Massachusetts Tries to Rein in Its Health Cost
On the Republican campaign trail, the health care debate has focused on the mandatory coverage that Mitt Romney signed into law as governor in 2006. But back in Massachusetts the conversation has moved on, and lawmakers are now confronting the problem that Mr. Romney left unaddressed: the state’s spiraling health care costs.

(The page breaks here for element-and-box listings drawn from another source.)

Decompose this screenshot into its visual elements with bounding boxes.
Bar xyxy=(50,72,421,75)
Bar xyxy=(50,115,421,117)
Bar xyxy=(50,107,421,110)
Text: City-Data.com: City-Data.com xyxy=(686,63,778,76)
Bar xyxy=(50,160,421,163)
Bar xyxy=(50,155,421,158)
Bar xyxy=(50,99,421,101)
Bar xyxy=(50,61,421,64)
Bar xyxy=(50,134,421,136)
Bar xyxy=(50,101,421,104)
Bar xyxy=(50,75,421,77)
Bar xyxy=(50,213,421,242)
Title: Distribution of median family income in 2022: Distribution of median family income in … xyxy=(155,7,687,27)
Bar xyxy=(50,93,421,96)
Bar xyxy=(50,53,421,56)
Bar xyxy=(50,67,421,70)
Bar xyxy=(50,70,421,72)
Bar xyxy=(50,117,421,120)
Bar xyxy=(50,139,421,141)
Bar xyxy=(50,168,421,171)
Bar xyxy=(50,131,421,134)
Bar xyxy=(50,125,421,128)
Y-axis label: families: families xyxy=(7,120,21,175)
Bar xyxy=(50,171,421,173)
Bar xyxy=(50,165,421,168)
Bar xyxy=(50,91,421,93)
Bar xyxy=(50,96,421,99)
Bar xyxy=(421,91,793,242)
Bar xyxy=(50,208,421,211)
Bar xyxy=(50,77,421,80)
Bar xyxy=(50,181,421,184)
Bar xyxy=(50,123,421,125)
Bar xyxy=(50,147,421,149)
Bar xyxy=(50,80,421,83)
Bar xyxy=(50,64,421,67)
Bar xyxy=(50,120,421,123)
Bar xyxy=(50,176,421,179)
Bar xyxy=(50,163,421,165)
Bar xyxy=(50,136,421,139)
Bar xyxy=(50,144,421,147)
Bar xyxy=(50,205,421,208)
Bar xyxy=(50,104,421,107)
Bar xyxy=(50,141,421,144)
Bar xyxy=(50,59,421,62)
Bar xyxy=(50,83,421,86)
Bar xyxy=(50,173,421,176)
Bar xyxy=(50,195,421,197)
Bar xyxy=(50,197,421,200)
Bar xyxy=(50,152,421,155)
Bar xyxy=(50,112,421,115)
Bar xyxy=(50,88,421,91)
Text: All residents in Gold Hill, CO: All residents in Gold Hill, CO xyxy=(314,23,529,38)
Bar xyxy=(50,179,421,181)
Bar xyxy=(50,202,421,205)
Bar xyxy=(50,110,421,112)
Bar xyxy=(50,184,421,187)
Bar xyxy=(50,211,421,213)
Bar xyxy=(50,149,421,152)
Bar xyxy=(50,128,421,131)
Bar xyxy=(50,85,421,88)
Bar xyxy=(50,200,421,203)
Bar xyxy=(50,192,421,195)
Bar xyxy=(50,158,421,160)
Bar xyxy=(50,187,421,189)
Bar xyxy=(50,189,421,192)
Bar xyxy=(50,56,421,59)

After three years of study, the state’s legislative leaders appear close to producing bills that would make Massachusetts the first state — again — to radically revamp the way doctors, hospitals and other health providers are paid.
Although important details remain to be negotiated, the legislative leaders and Gov. Deval Patrick, all Democrats, are working toward a plan that would encourage flat “global payments” to networks of providers for keeping patients well, replacing the fee-for-service system that creates incentives for excessive care by paying for each visit and procedure.
“We have shown the nation how to extend care to everybody,” Mr. Patrick said in an interview, “and we’ll be the place to crack the code on costs.”
Those who led the 2006 effort to expand coverage readily acknowledge that they deferred the more daunting task of cost control for another day. It was assumed then that the politics would pit doctors, hospitals, insurers, employers and consumers against one another, and obliterate the fragile coalition behind the groundbreaking coverage law.
Predictably, the plan did little to slow the growth of health costs that already were among the highest in the nation. A state report last year found that per capita health spending in Massachusetts was 15 percent above the national average. And from 2007 to 2009, private health insurance premiums rose between 5 and 10 percent annually, according to another state study.
Yet the plan, which generated fresh attacks on Mr. Romney in a recent New Hampshire debate and a blistering Internet ad by Gov. Rick Perry of Texas, has largely succeeded in providing nearly universal coverage. Only 2 percent of residents and a fraction of 1 percent of children in Massachusetts are uninsured. The law’s popularity has given state leaders added incentive to make it financially sustainable.